Chaque époque à changé l'aspect extérieur de la vielle. Par exemple, quand la popularité du luth déclinait au profit de celle de la vielle, les luthiers ont utilisé la méthode traditionnelle de fabrication de corps de luth pour y intégrer le mécanisme de la vielle, changeant alors complètement l'allure de la vielle. Et même avant ce changement-là, la vielle avait fait un gros saut dans son évolution ; elle est passée d'un instrument pour deux à un instrument jouable à un. L'instrument plus ancien (à deux joueurs) était très long et fin ; un homme tournait la manivelle et l'autre jouait sur le clavier. Un autre grand tournant pour la vielle est la révolution de 1789, où là elle passe d'instrument de nobles à instrument du peuple. Partout dans Paris se fait entendre les chanteurs de boulevards accompagnés de leurs vielles. De là, la vielle devient un instrument de campagne et est très bien adoptée par les paysans.
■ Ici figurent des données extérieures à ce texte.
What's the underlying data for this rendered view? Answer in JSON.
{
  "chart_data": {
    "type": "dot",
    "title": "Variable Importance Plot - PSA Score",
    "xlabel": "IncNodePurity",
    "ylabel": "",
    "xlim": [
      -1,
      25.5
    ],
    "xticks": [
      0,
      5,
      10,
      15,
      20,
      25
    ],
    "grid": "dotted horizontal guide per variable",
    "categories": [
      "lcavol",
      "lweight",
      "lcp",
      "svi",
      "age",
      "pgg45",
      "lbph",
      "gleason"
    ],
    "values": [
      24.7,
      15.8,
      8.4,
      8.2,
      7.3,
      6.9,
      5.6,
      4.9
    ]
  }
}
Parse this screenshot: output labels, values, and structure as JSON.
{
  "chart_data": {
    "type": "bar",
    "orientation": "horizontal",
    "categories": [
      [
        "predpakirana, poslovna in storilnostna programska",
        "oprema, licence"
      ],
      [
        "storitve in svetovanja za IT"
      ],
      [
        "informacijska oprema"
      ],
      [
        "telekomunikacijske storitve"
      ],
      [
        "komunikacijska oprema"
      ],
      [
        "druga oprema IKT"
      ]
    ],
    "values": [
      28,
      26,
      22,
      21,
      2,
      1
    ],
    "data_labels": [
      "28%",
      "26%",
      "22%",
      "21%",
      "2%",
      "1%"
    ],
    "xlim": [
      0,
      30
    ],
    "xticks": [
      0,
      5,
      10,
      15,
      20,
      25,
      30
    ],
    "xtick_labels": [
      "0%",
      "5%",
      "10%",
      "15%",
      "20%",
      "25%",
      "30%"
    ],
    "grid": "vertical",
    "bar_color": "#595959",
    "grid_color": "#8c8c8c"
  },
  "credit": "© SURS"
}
Au milieu de notre siècle, la vielle ne subsistait que comme instrument de tradition locale, notamment au centre de la France, en Biélorussie, et en Bulgarie. Pendant les années 1960, elle fut « redécouverte », sa popularité a monté, et elle a trouvé des rôles dans la musique de danse traditionelle, de musique baroque, et même dans le jazz et dans le rock !

La naissance de la vielle :

Les premiers signes d'un instrument similaire à la vielle remontent aux XIIe et XIIIe siècles. Il s'agit de l'organistrum. Il est surtout utilisé dans les églises et dans les abbayes, pour accompagner les chants thympanons. L'organistrum se jouait à deux.

On peut constater que la vielle peut prendre différents aspects ; cela dépend de l'âge du style. Certaines vielles du dernier siècle avaient l'allure de plusieurs livres mis ensemble, et la manivelle était bien dissimulée.

À cette vielle ci-contre a été ajoutée une trompette, pour mieux faire résonner le son, mais le résultat fut médiocre, et de plus elle était difficile à manier.